Cómo arreglar una cremallera que se abre

¿Por qué se estropea o se puede romper una cremallera?

Desde que fueron inventadas por primera vez, la realidad es que las cremalleras no han cambiado demasiado desde entonces. Y, como posiblemente ocurría al principio (en los primeros momentos en que comenzaron a ser utilizadas), los problemas que todos tenemos con ellas tampoco han variado mucho. Al contrario, es bastante probable que sigan siendo los mismos.

Desde cremalleras atascadas a cremalleras que -de repente- se abren con demasiada facilidad, hasta dientes que simplemente no conseguimos enganchar, arruinando nuestro abrigo o sudadera en el momento más inoportuno…

La realidad es que las cremalleras hacen que nuestra vida sea mucho más sencilla, ya que solo basta con abrirla o cerrarla para quitarlos la prenda en cuestión, o ponérsela. De hecho, en realidad la mecánica de una cremallera no es tan complicada. Básicamente incluye dos juegos de dientes con forma de gancho y con un espacio. De esta forma, cuando la cremallera se cierra, los dos conjuntos de dientes se combinan y se enganchan entre sí, haciendo que la separación entre ambos sea prácticamente imposible.

Mientras que, cuando la cremallera es abierta, el control deslizante separa esos dientes entrelazados, con la ayuda de un cuña en forma de arado que se oculta en su interior.

En cualquier caso, cuando una cremallera se rompe puede ser debido a distintas razones. ¿Y cuáles son las más habituales? Pasamos a resumirlas a continuación:

  • División. Ocurre cuando los dientes de la cremallera no se entrelazan correctamente entre sí, y se separan luego de pasar el control deslizante. Es lo que ocurre en el caso que nos ocupa, cuando intentamos cerrar la cremallera y la prenda se abre.
  • Pérdida de dientes.
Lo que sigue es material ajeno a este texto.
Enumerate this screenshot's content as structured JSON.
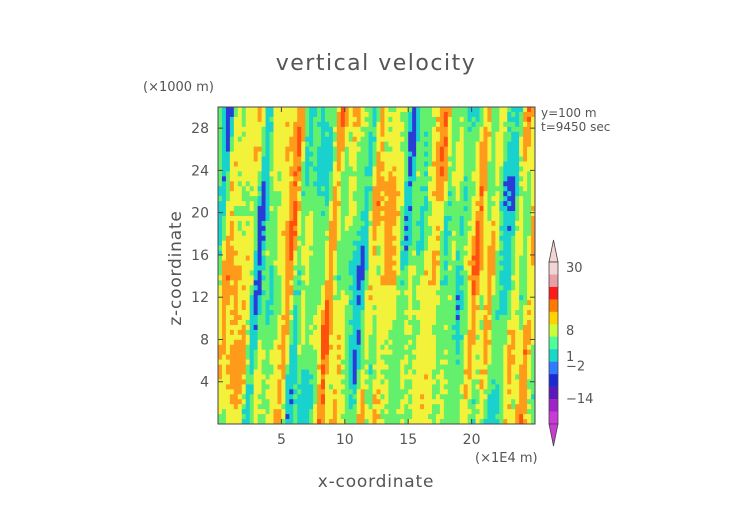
{
  "chart_data": {
    "type": "heatmap",
    "title": "vertical velocity",
    "xlabel": "x-coordinate",
    "ylabel": "z-coordinate",
    "x_units": "(×1E4 m)",
    "y_units": "(×1000 m)",
    "annotations": [
      "y=100 m",
      "t=9450 sec"
    ],
    "xlim": [
      0,
      25
    ],
    "ylim": [
      0,
      30
    ],
    "x_ticks": [
      5,
      10,
      15,
      20
    ],
    "y_ticks": [
      4,
      8,
      12,
      16,
      20,
      24,
      28
    ],
    "colorbar": {
      "labels": [
        "30",
        "8",
        "1",
        "−2",
        "−14"
      ],
      "label_values": [
        30,
        8,
        1,
        -2,
        -14
      ],
      "colors": [
        "#f3d3d3",
        "#e8a0a8",
        "#ff1a1a",
        "#ff7a00",
        "#ffd200",
        "#c8ff3a",
        "#4cff9a",
        "#18d9c8",
        "#2f7bff",
        "#1a2bd6",
        "#5a19b8",
        "#a023c8",
        "#c93ad6"
      ]
    },
    "field_note_colors": {
      "blue": "#2a3cd8",
      "cyan": "#19d2ce",
      "green": "#63f06c",
      "yellow": "#f3f23a",
      "orange": "#ff9b1a",
      "red": "#ff5010"
    }
  }
}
En ocasiones puede ocurrir que falten algún par de dientes a cada lado. Cuando esto sucede, el control deslizante termina por atascarse, y la cremallera finalmente deja de funcionar como debería.
  • Desprendimiento de la tela. A veces la cremallera no tiene ningún tipo de problema, pero no ocurre lo mismo con el material o la tela sobre la que ésta se cose, ya que puede acabar desprendiéndose. En esta ocasión, técnicamente, no existe un fallo de la cremallera, sino del pegamento utilizado para unirla, o de las costuras.

Consejos útiles para arreglar una cremallera abierta

Qué podemos hacer cuando una cremallera se abre (o no se engancha como debería)

Es bastante probable que nos encontremos ante uno de los problemas más comunes asociados a incidentes con cremalleras, y posiblemente uno de los más molestos e incómodos. De repente, descubrimos que los dientes de la cremallera no se cierran como deberían.

La causa puede ser muy variada. Y puede ocurrir, por ejemplo, que uno de los controles deslizantes se haya acabado saliendo, de manera que la cremallera no cierra como debería, o bien que la cremallera se haya separado un poco.

Por suerte, hay varias formas de arreglarlo fácilmente en casa. Solo necesitarás alicates, un paño limpio, un cuenco, jabón líquido y agua.

Coloca la cremallera dividida en una mesa, y asegúrate de que ninguno de los dientes tengan hilos o telas. Vierte un poco de agua y jabón líquido en un cuenco, y mézclalo bien. Humedece un paño con esta mezcla y limpia los dientes de la cremallera (de esta manera te asegurarás de que no exista acumulación de polvo o de suciedad).

Con la ayuda de los alicates aprieta suavemente la parte inferior del control deslizante. Esto ayudará a apretar el control deslizante, haciendo que los dientes de la cremallera se terminen enclavando muchísimo mejor. Es conveniente apretar el control deslizante poco a poco, con paciencia, y siempre revisando la cremallera para comprobar si en realidad estamos progresando o no. Continúa hasta que, por fin, la cremallera deje de dividirse.